Les mathématiques ont joué un rôle fondamental dans les développements technologiques récents tels que l’informatique quantique, la sécurité de l’information et l’intelligence artificielle. Un plus grand nombre de diplômés en mathématiques issus d'horizons plus divers seront essentiels si le Royaume-Uni veut rester une puissance scientifique et technologique à l'avenir.
Mais les mathématiques sont également essentielles à un large éventail de carrières, notamment dans les affaires et le gouvernement. En mars 2024, le groupe de campagne Protect Pure Math a organisé un sommet pour rassembler des experts de l'industrie, du monde universitaire et du gouvernement pour discuter des préoccupations concernant les faibles compétences en mathématiques et l'importance continue d'un enseignement mathématique de haute qualité.
Avant le sommet, la London Mathematical Society a commandé une enquête auprès de plus de 500 entreprises pour évaluer leurs inquiétudes concernant le manque potentiel de futurs diplômés possédant de solides compétences en mathématiques.
Ils ont constaté que 72 % des entreprises conviennent qu’elles bénéficieraient de l’arrivée d’un plus grand nombre de diplômés en mathématiques sur le marché du travail. Et 75 % s'inquiéteraient si les universités britanniques réduisaient ou fermaient leurs départements de mathématiques.
Un rapport de 2023 sur le personnel des parlementaires a révélé que les compétences dans les matières souches (sciences, technologie, ingénierie et mathématiques) étaient particulièrement difficiles à trouver parmi ceux qui travaillaient à Westminster.
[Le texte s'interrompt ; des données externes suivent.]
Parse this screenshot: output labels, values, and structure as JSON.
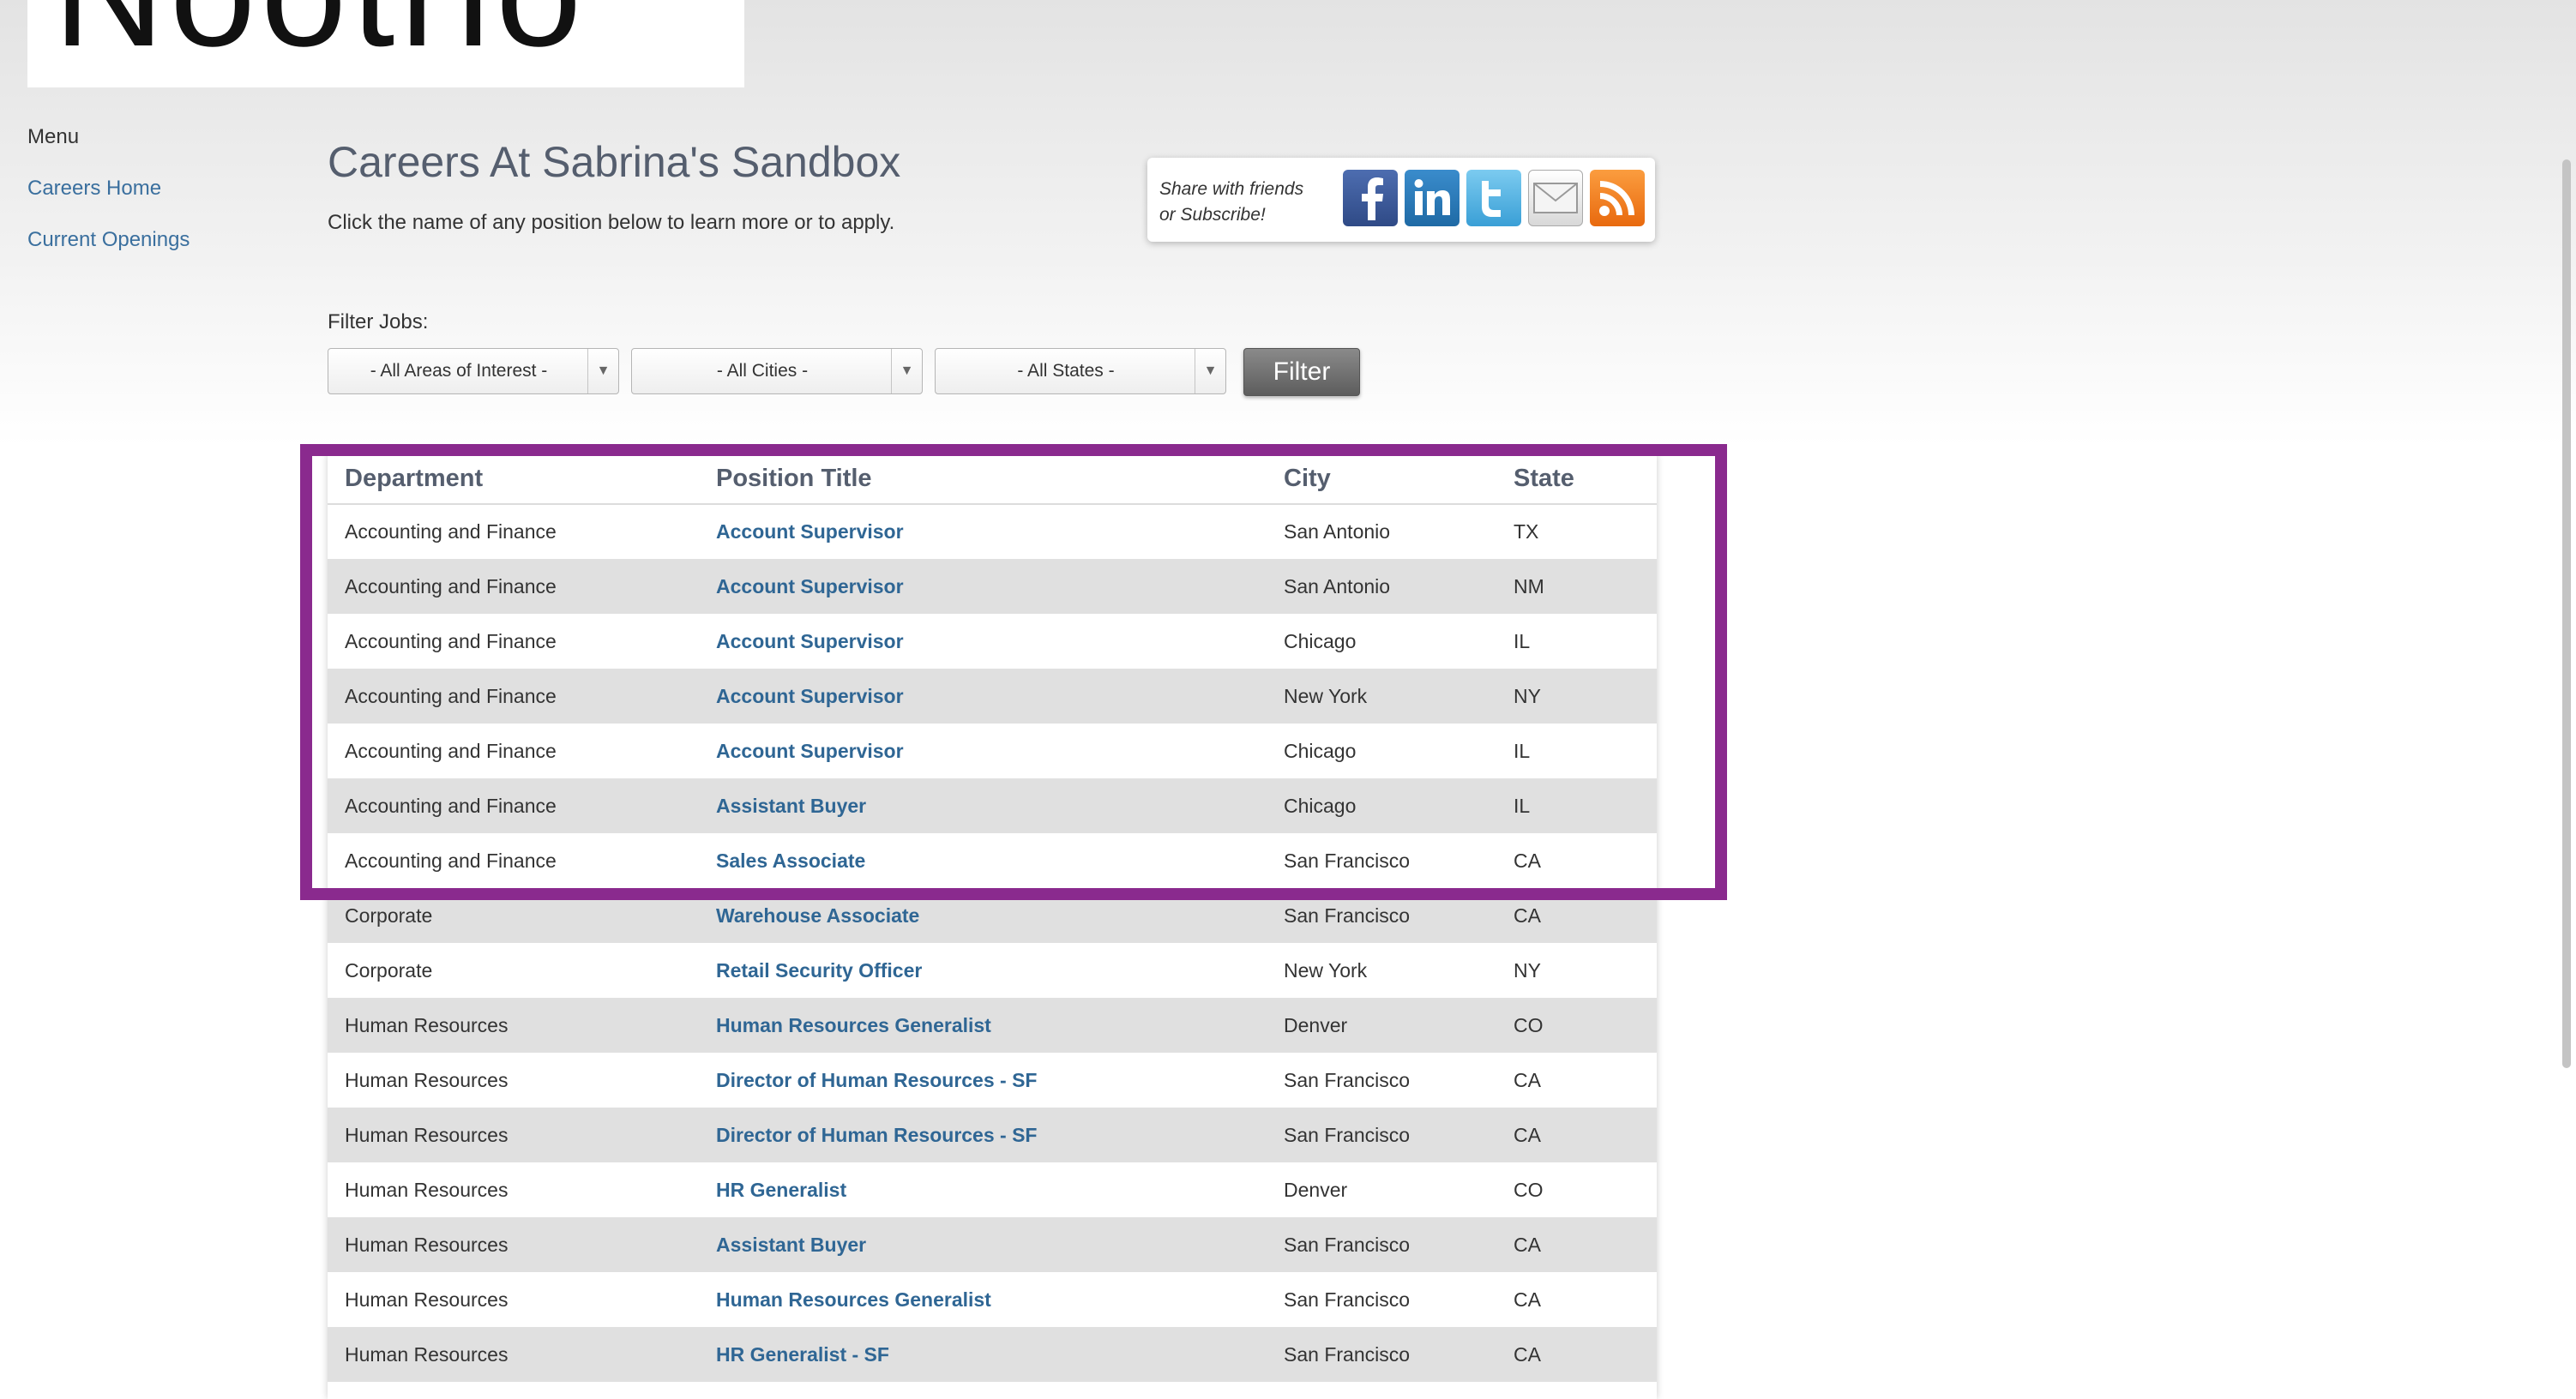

Jusqu'à 90 % de ceux qui ont obtenu un diplôme de premier cycle avaient étudié les sciences humaines ou sociales. Bien que ces connaissances en matière soient précieuses, le manque de compétences spécialisées en mathématiques est flagrant.
Le département de mathématiques d'Oxford Brookes a fermé ses portes et d'autres universités ont connu des réductions de recrutement ou d'autres réductions. Les déserts mathématiques qui en résulteront supprimeront la possibilité pour les étudiants d’acquérir une éducation mathématique de haute qualité dans leur région. Les universités devraient faire de leur mieux pour maintenir ces départements ouverts.
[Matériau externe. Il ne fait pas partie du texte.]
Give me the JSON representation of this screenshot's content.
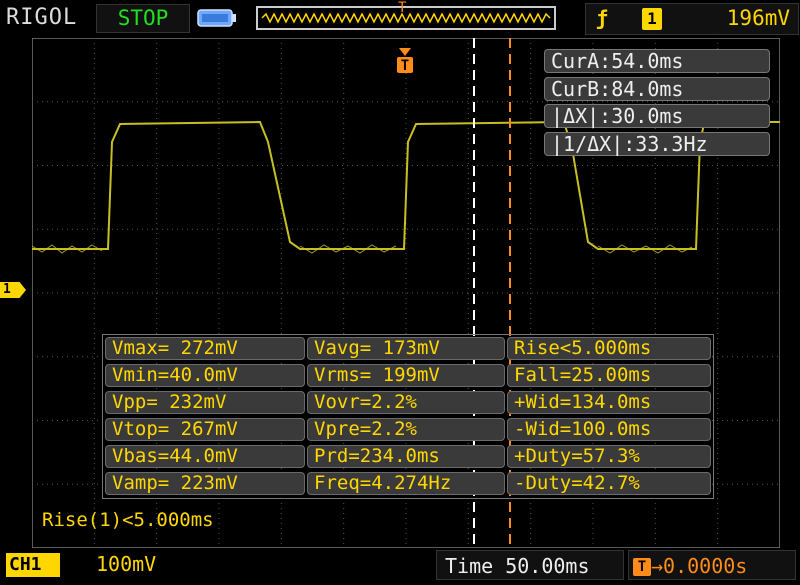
{
  "header": {
    "brand": "RIGOL",
    "run_status": "STOP",
    "trigger": {
      "edge_icon": "rising-edge-icon",
      "source": "1",
      "level": "196mV"
    },
    "trigger_position_marker": "T"
  },
  "channel_marker": "1",
  "trigger_marker": "T",
  "cursors": {
    "cur_a": "CurA:54.0ms",
    "cur_b": "CurB:84.0ms",
    "delta_x": "|ΔX|:30.0ms",
    "inv_delta_x": "|1/ΔX|:33.3Hz"
  },
  "measurements": {
    "rows": [
      [
        "Vmax= 272mV",
        "Vavg= 173mV",
        "Rise<5.000ms"
      ],
      [
        "Vmin=40.0mV",
        "Vrms= 199mV",
        "Fall=25.00ms"
      ],
      [
        "Vpp= 232mV",
        "Vovr=2.2%",
        "+Wid=134.0ms"
      ],
      [
        "Vtop= 267mV",
        "Vpre=2.2%",
        "-Wid=100.0ms"
      ],
      [
        "Vbas=44.0mV",
        "Prd=234.0ms",
        "+Duty=57.3%"
      ],
      [
        "Vamp= 223mV",
        "Freq=4.274Hz",
        "-Duty=42.7%"
      ]
    ],
    "status": "Rise(1)<5.000ms"
  },
  "footer": {
    "channel": "CH1",
    "scale": "100mV",
    "timebase": "Time 50.00ms",
    "trigger_offset": "0.0000s"
  },
  "colors": {
    "channel1": "#ffd700",
    "cursor_b": "#ff8c1a",
    "cursor_a": "#ffffff",
    "run_status": "#20e020",
    "waveform": "#c8c020",
    "grid": "#555555"
  }
}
Cela pourrait être possible si la manière dont les diplômes sont établis changeait. Pour de nombreux cursus dispensés dans des pays comme les États-Unis et l’Australie, les étudiants peuvent suivre un large choix de matières, depuis les matières scientifiques et mathématiques jusqu’aux sciences humaines. Chacun est enseigné dans ses départements académiques respectifs. Cela permet aux étudiants d'acquérir des connaissances avancées et de voir comment chaque domaine alimente les autres.
Cela n'est guère possible au Royaume-Uni, où les étudiants doivent choisir un programme d'études spécialisé et restreint à l'âge de 18 ans.
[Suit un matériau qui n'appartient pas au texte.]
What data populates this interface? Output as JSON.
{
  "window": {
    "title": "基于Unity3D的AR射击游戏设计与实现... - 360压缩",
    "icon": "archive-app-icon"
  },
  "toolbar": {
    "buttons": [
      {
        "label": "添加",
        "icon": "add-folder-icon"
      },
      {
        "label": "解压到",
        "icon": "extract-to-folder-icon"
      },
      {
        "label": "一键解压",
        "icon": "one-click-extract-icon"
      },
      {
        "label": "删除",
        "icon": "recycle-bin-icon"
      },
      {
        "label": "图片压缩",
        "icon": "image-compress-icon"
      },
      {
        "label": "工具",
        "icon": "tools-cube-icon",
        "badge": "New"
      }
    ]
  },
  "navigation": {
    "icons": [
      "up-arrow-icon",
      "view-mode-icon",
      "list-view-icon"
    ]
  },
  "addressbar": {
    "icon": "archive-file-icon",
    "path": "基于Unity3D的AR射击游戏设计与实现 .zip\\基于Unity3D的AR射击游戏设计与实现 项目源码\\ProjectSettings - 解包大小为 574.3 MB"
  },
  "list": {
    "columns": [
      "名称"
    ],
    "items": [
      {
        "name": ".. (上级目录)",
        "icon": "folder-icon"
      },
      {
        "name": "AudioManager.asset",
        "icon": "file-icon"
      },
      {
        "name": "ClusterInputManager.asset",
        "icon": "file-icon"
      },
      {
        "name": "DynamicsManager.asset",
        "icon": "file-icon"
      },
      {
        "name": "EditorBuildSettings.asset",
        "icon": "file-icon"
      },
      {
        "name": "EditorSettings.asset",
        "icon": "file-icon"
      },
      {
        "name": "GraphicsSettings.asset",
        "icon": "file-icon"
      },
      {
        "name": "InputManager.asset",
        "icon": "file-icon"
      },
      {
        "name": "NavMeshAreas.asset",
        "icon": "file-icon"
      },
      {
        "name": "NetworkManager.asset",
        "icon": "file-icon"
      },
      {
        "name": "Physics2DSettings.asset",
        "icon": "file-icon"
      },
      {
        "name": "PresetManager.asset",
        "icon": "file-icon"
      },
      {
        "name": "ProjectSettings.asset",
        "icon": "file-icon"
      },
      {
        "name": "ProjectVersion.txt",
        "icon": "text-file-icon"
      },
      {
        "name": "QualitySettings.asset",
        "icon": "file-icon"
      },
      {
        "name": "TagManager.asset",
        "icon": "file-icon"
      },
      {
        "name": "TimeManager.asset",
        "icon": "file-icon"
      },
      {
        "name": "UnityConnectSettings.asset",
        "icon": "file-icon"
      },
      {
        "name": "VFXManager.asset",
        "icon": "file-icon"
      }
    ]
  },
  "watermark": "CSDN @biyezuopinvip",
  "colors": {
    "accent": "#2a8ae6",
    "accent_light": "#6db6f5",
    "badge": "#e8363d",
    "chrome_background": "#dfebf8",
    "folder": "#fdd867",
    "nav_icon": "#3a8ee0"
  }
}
Une autre solution possible serait de placer les modules de base en mathématiques dans les disciplines qui en dépendent fortement – comme l’ingénierie, l’économie, la chimie, la physique, la biologie et l’informatique – et de les faire enseigner par des mathématiciens spécialisés. Cela contribuerait à maintenir les départements de mathématiques ouverts, tout en garantissant également l'amélioration des connaissances générales en mathématiques au Royaume-Uni.
La pertinence des mathématiques et de leur vaste gamme d'applications serait tout à fait claire, dotant ainsi chaque élève des compétences mathématiques nécessaires dont le marché du travail a besoin.
Fourni par The Conversation
Cet article est republié à partir de The Conversation sous une licence Creative Commons. Lisez l'article original.